McClatchy reports this morning that Sen. Hillary Clinton “loves to tell the story about how the Chinese government bought a good American company in Indiana, laid off all its workers and moved its critical defense technology work to China.” But what Clinton “never includes in the oft-repeated tale is the role that prominent Democrats played in selling the company and its technology to the Chinese. She never mentions that big-time Democratic contributor George Soros helped put together the deal to sell the company or that the sale was approved by her husband’s administration.” ABC World News also reported on the story last night, noting that “there’s one key part of the story that Senator Clinton tends to leave out, her husband’s role.” Over and “over again, Clinton blames President Bush for dropping the ball on a national security issue.” What Clinton “does not say is that her husband could have stopped it because the Chinese bought Magnequench in 1995, when he was president. And his Administration approved the deal despite national security concerns raised partly because the Chinese companies were run by sons in law of then-Chinese leader Deng Xiaoping.”

More Superdelegates Declare, Mostly For Obama

There was more movement on the superdelegate front yesterday, most of it favoring Sen. Barack Obama. The Hill reports that Iowa Rep. Bruce Braley (D) yesterday backed Obama, while The Politico adds that California Rep. Lois Capps (D) also backed him, despite “long ties to both Clintons.” Perhaps more importantly, Indiana Rep. Baron Hill (D), in a state that holds its primary on Tuesday, also backed Obama, the AP reports. The Indianapolis Star reports that Hill “said he considers Obama and” Clinton “to be ‘formidable candidates’ but that Obama is best able to move the nation past partisan gridlock.” The AP reports this morning that Joe Andrew, who headed the Democratic National Committee under Bill Clinton, is expected to switch his allegiance today from Clinton to Obama. In an interview with the AP, Andrew said, “I am convinced that the primary process has devolved to the point that it’s now bad for the Democratic Party.”

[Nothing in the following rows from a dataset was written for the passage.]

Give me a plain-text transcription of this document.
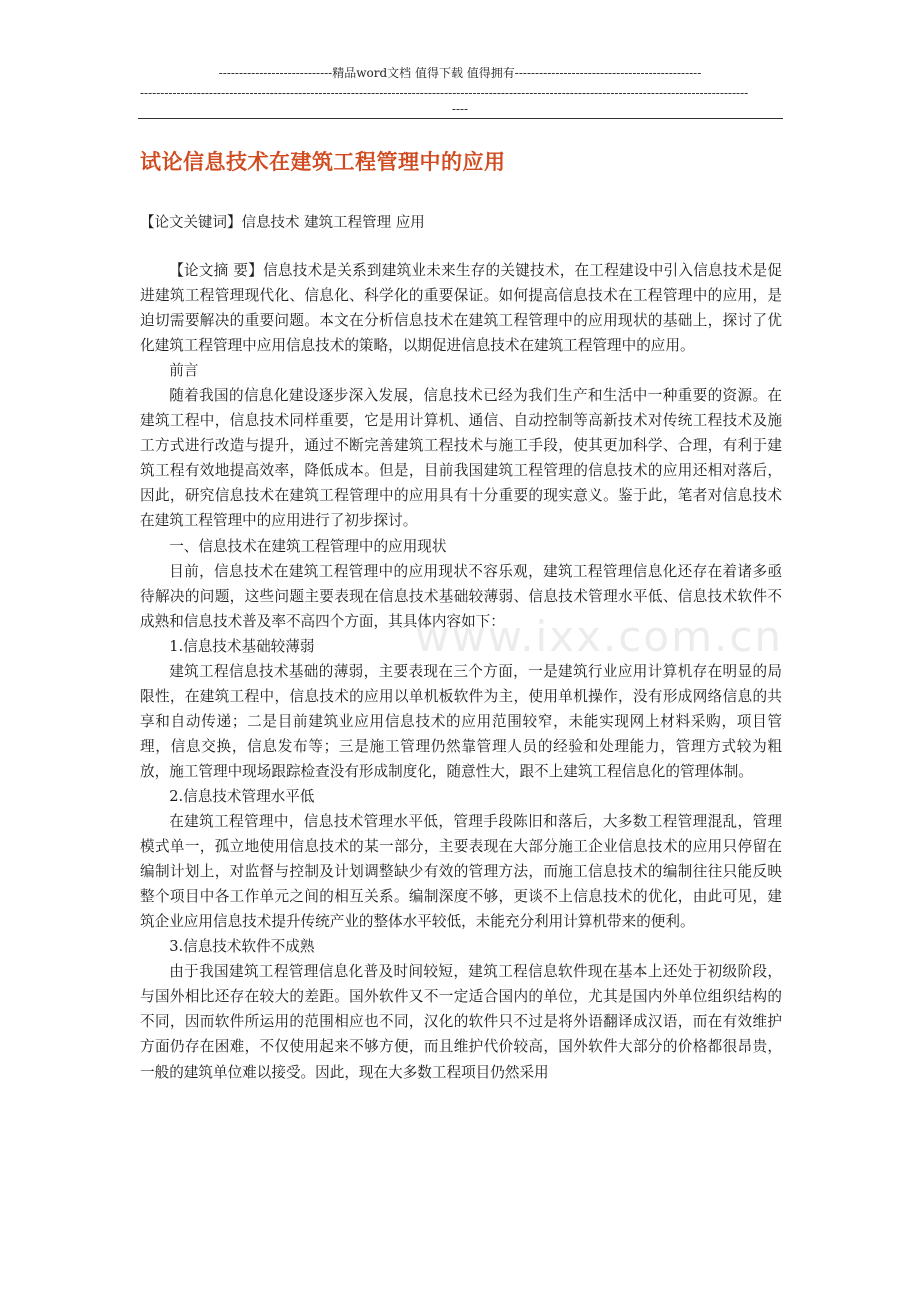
----------------------------精品word文档 值得下载 值得拥有----------------------------------------------
------------------------------------------------------------------------------------------------------------------------------------------------------
----
试论信息技术在建筑工程管理中的应用
【论文关键词】信息技术 建筑工程管理 应用

【论文摘 要】信息技术是关系到建筑业未来生存的关键技术，在工程建设中引入信息技术是促进建筑工程管理现代化、信息化、科学化的重要保证。如何提高信息技术在工程管理中的应用，是迫切需要解决的重要问题。本文在分析信息技术在建筑工程管理中的应用现状的基础上，探讨了优化建筑工程管理中应用信息技术的策略，以期促进信息技术在建筑工程管理中的应用。

前言

随着我国的信息化建设逐步深入发展，信息技术已经为我们生产和生活中一种重要的资源。在建筑工程中，信息技术同样重要，它是用计算机、通信、自动控制等高新技术对传统工程技术及施工方式进行改造与提升，通过不断完善建筑工程技术与施工手段，使其更加科学、合理，有利于建筑工程有效地提高效率，降低成本。但是，目前我国建筑工程管理的信息技术的应用还相对落后，因此，研究信息技术在建筑工程管理中的应用具有十分重要的现实意义。鉴于此，笔者对信息技术在建筑工程管理中的应用进行了初步探讨。

一、信息技术在建筑工程管理中的应用现状

目前，信息技术在建筑工程管理中的应用现状不容乐观，建筑工程管理信息化还存在着诸多亟待解决的问题，这些问题主要表现在信息技术基础较薄弱、信息技术管理水平低、信息技术软件不成熟和信息技术普及率不高四个方面，其具体内容如下：

1.信息技术基础较薄弱

建筑工程信息技术基础的薄弱，主要表现在三个方面，一是建筑行业应用计算机存在明显的局限性，在建筑工程中，信息技术的应用以单机板软件为主，使用单机操作，没有形成网络信息的共享和自动传递；二是目前建筑业应用信息技术的应用范围较窄，未能实现网上材料采购，项目管理，信息交换，信息发布等；三是施工管理仍然靠管理人员的经验和处理能力，管理方式较为粗放，施工管理中现场跟踪检查没有形成制度化，随意性大，跟不上建筑工程信息化的管理体制。

2.信息技术管理水平低

在建筑工程管理中，信息技术管理水平低，管理手段陈旧和落后，大多数工程管理混乱，管理模式单一，孤立地使用信息技术的某一部分，主要表现在大部分施工企业信息技术的应用只停留在编制计划上，对监督与控制及计划调整缺少有效的管理方法，而施工信息技术的编制往往只能反映整个项目中各工作单元之间的相互关系。编制深度不够，更谈不上信息技术的优化，由此可见，建筑企业应用信息技术提升传统产业的整体水平较低，未能充分利用计算机带来的便利。

3.信息技术软件不成熟

由于我国建筑工程管理信息化普及时间较短，建筑工程信息软件现在基本上还处于初级阶段，与国外相比还存在较大的差距。国外软件又不一定适合国内的单位，尤其是国内外单位组织结构的不同，因而软件所运用的范围相应也不同，汉化的软件只不过是将外语翻译成汉语，而在有效维护方面仍存在困难，不仅使用起来不够方便，而且维护代价较高，国外软件大部分的价格都很昂贵，一般的建筑单位难以接受。因此，现在大多数工程项目仍然采用

www.ixx.com.cn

However, Clinton did pick up the backing of superdelegate Bill George, president of the Pennsylvania AFL-CIO, the Easton Express-Times reports this morning.

The AP reports that with this week’s endorsements, Obama now trails Clinton in superdelegates 243-264, “cutting her lead in half in less than two months.” Obama “now leads in the delegate count overall 1731.5 to 1598.5 for Clinton. A candidate needs 2,025 delegates to win the nomination. About 230 superdelegates remain undecided, and about 60 more will be selected at state party conventions and meetings throughout the spring.” It is not clear if all of the declarations in the last 24 hours are counted in the AP total.